Blankhart warned that despite Costa Rica’s attractiveness to investors, neighboring Panama, with advantages such as excellent roads, poses a challenge for Costa Rica’s new administration, which must strive to maintain the country’s high standards.

She said the issue of income disparities within Costa Rica – where the richer classes have become richer while the poor remain sunk at the bottom – is another challenge for the new administration of President Oscar Arias, who took office last week (TT, May 12).

The ambassador, who has been involved in foreign relations since 1983, when she joined the Dutch Ministry of Foreign Relations and specialized in conflict prevention, moved here last year with her husband Yke Berkouwer and daughter Sarah, who is nearly 16, from her previous post as ambassador in Sri Lanka.

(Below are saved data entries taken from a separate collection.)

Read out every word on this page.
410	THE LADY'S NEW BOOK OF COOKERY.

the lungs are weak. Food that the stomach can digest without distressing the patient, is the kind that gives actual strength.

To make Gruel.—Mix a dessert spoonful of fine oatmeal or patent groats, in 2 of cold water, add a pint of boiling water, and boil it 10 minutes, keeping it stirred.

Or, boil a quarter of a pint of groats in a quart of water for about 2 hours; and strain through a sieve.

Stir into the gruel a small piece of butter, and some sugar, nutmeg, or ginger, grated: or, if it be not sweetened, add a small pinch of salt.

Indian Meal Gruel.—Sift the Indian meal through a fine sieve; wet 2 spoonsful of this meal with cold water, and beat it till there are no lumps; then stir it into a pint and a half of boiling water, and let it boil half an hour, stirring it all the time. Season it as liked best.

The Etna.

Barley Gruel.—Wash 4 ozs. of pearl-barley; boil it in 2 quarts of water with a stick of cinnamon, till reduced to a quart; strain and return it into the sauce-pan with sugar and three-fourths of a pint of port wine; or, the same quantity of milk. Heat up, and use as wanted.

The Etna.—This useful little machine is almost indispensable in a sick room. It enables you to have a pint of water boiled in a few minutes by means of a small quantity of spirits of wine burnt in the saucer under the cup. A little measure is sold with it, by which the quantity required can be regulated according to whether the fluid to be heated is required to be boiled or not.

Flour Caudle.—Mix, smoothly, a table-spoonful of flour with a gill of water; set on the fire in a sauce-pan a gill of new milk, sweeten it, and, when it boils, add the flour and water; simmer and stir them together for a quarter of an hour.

Blankhart has two sons, Meskes, 24, and Stign, 21, who live in Amsterdam, where she has an apartment that she enjoys going back to for visits.

“Cycling here is a bit different,” she said, explaining that rather than practicing it as a form of transportation, as in Holland, in Costa Rica she cycles for pleasure in the mountains of Escazú on weekends.

Ambassador Blankhart has enjoyed a lifetime of living abroad, since her childhood days when her father’s job as a doctor in medical development aid took her family from Indonesia to Egypt.

A social geography graduate from the Free University in Amsterdam, Blankhart stayed rooted in the Netherlands for some years for family reasons after joining the Dutch Ministry of Foreign Relations.

“For some children it is difficult to move from one place to another,” she explained.

However, as general director of conflict prevention and human rights, she traveled frequently, supervising work in Afghanistan, Rwanda, North Korea and Somalia.

Although she confesses she is still struggling with her Spanish, Blankhart said she accepted her post in Costa Rica because she had never before worked in Latin America.

As ambassador for four Central American countries, this year Blankhart has already traveled twice to Panama, and once to Honduras, El Salvador and Mexico.

“I like traveling and being busy, and I have a good, competent staff,” she said of the embassy staff of 21 mostly Dutch employees.

In line with the ambassador’s efforts to strengthen business ties with Costa Rica, a business attaché from the embassy represented the Netherlands at this week’s II European Union Business Conference in San José, entitled “The European Union: Your Business Partner” (see separate article).

Also, because the Netherlands is celebrating Rembrandt year to honor the 400th anniversary of the world famous painter’s birth, the embassy is planning discussions and exhibitions in Costa Rica, though no dates have been set.

Other activities sponsored by the embassy include an annual fair at the National Biodiversity Institute (INBio) that includes tulip exhibitions, Dutch cheese samplings and the sale of Dutch products. This year’s fair was held earlier this month.